Now, this last step can be changed. If you want to cut your bean open and have your ice cream full of little black dots, you don’t need to do that. I don’t like paying for vanilla beans, so I wash mine off when I am done and reuse them, and supplement the ice cream mixture with the vanilla bourbon.

The next step is to put this crème anglaise of sorts into a container and leave it in the fridge over night. This does a couple of things, but the main point is to drop the temperature before it goes into the ice cream maker. If you don’t do that, you get great big crunchy, nasty ice crystals that make your ice cream lousy – and that would defeat the purpose here, wouldn’t it.

Then next day when you open it, it layer has formed on top, and it is noticeably thicker. And, it tastes brilliant. The raw milk – no longer raw I should point out because we cooked it – absorbs a spiciness from the bean that you just don’t get otherwise. At this point, I take the bean, as I mentioned, out and wash it and put it away to use again.

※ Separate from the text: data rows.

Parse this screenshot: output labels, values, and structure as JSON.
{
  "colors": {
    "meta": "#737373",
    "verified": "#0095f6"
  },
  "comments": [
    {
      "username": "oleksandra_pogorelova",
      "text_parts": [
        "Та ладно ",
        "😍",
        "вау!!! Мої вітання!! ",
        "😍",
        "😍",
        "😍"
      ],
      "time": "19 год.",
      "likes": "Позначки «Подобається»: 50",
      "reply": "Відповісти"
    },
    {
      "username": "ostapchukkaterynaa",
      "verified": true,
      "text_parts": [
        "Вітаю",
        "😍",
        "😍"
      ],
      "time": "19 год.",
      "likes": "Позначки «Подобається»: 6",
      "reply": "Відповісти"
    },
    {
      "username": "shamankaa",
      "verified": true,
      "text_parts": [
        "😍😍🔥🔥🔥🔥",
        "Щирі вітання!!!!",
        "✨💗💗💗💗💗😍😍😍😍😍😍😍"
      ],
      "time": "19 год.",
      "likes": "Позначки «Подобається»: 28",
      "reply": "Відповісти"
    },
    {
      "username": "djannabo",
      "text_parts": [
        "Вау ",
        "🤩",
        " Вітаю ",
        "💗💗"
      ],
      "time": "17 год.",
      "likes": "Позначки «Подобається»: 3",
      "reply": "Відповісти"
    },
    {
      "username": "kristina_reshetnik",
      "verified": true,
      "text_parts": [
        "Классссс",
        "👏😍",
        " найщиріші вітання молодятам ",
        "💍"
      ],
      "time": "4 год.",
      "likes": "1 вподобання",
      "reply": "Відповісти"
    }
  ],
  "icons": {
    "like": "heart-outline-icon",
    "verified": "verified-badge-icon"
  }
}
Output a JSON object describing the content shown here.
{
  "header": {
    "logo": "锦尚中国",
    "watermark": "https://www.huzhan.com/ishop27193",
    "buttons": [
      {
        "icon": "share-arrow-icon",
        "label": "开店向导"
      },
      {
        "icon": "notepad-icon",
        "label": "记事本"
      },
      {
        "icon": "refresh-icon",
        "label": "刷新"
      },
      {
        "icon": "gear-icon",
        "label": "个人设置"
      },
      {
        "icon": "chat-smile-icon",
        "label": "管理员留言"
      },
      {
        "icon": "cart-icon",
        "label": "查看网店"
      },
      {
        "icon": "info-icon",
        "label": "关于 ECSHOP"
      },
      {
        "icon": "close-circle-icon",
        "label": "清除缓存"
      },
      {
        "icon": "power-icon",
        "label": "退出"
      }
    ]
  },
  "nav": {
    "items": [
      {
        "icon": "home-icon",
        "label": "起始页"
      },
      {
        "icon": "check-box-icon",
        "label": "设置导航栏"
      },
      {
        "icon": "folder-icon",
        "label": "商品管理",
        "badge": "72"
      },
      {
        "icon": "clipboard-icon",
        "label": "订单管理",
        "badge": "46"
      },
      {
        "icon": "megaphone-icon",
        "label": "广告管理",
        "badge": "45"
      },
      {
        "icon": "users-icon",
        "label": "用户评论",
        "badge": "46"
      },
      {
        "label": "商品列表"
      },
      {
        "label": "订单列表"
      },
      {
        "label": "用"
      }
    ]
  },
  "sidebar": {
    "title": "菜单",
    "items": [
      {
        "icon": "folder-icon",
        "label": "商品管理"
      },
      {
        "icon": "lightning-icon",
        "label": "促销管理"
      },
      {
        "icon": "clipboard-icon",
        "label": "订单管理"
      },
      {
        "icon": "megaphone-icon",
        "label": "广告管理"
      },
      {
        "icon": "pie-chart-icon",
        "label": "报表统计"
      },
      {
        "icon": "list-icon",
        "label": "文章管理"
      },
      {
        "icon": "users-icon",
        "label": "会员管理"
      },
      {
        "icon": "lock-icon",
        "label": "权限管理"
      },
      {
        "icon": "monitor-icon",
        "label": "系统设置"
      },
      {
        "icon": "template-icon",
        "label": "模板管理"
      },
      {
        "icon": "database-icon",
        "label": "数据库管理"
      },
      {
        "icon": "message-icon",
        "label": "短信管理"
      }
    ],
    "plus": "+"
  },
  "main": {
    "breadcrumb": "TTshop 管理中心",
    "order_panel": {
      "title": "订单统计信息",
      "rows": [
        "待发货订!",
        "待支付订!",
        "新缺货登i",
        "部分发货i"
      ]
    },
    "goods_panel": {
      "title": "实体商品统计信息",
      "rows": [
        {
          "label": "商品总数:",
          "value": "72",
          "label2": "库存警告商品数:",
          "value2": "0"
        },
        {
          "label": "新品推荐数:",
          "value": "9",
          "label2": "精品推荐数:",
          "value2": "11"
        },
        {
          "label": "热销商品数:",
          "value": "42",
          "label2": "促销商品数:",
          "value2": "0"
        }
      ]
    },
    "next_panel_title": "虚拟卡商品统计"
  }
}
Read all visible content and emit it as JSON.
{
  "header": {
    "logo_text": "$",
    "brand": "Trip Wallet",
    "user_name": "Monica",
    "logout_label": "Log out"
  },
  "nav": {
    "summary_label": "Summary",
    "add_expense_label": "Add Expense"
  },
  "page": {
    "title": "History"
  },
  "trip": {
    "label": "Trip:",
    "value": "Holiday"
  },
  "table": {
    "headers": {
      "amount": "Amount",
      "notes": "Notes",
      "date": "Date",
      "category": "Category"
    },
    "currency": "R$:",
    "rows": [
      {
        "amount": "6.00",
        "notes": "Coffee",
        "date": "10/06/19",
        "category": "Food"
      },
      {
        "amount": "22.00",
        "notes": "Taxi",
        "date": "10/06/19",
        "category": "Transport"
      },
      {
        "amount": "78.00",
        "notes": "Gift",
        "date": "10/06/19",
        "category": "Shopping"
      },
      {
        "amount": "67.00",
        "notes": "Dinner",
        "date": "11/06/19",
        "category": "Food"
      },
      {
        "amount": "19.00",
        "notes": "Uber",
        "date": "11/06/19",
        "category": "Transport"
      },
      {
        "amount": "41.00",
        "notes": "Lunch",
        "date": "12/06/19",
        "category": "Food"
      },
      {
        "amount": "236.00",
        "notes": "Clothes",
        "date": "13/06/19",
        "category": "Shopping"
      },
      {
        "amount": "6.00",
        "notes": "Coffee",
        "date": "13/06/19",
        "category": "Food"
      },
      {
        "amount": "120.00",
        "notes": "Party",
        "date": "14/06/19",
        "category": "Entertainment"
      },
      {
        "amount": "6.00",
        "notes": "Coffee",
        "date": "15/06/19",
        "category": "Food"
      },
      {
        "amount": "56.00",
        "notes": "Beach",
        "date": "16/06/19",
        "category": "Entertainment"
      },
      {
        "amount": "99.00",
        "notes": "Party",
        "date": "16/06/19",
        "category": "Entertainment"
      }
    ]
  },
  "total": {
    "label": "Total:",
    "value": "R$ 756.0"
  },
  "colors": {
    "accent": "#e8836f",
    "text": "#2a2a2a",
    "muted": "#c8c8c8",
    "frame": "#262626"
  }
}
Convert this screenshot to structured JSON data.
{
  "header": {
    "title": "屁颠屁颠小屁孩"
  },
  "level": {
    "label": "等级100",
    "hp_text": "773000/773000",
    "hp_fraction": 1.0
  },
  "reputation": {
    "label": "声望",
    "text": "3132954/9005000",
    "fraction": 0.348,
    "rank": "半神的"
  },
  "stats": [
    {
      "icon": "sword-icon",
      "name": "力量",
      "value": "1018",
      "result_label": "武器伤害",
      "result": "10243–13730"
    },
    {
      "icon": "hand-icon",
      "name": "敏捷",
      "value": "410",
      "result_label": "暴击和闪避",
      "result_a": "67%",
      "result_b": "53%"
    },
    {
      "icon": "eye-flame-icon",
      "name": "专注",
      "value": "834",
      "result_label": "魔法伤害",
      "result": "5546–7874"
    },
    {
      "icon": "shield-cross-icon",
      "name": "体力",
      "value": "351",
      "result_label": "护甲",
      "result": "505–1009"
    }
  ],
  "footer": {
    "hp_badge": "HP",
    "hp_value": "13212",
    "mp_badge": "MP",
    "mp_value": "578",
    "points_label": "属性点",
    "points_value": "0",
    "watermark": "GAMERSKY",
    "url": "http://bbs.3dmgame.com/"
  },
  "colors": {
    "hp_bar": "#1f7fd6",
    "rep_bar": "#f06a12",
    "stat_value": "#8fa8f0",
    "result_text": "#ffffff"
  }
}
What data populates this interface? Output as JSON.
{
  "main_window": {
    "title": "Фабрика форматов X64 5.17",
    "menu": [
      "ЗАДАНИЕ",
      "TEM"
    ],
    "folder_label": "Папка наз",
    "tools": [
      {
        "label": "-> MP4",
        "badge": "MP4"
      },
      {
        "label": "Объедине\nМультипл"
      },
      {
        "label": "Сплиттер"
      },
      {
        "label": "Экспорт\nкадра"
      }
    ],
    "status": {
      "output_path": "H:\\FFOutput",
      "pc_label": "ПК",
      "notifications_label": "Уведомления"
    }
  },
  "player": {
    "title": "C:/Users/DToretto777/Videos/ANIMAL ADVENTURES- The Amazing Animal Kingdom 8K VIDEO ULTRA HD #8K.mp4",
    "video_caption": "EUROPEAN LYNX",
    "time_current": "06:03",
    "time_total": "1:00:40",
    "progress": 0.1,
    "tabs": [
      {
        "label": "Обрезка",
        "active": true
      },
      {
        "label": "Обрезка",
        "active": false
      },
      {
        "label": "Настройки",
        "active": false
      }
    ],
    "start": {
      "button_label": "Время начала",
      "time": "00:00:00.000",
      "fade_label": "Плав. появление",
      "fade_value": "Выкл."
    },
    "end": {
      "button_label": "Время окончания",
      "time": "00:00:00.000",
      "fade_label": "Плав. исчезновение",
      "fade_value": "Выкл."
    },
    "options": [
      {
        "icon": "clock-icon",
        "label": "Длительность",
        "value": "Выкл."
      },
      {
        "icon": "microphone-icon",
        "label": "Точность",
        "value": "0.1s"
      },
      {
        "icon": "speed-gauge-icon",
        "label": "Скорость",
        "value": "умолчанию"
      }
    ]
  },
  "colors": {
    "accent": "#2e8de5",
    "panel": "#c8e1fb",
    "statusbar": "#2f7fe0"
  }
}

All you do now is put this into your ice cream maker. Ours says to go for 20-25 minutes, but I have found that 18 is perfect. After the maker is finished, and you have what looks like soft serve, put it back into a container, and into the freezer to harden. I put a small piece of plastic wrap over it to keep it from absorbing smells from the freezer, and from getting freezer burn. In a couple of hours, you can eat it. But I warn you, it kind of spoils you for most other ice creams.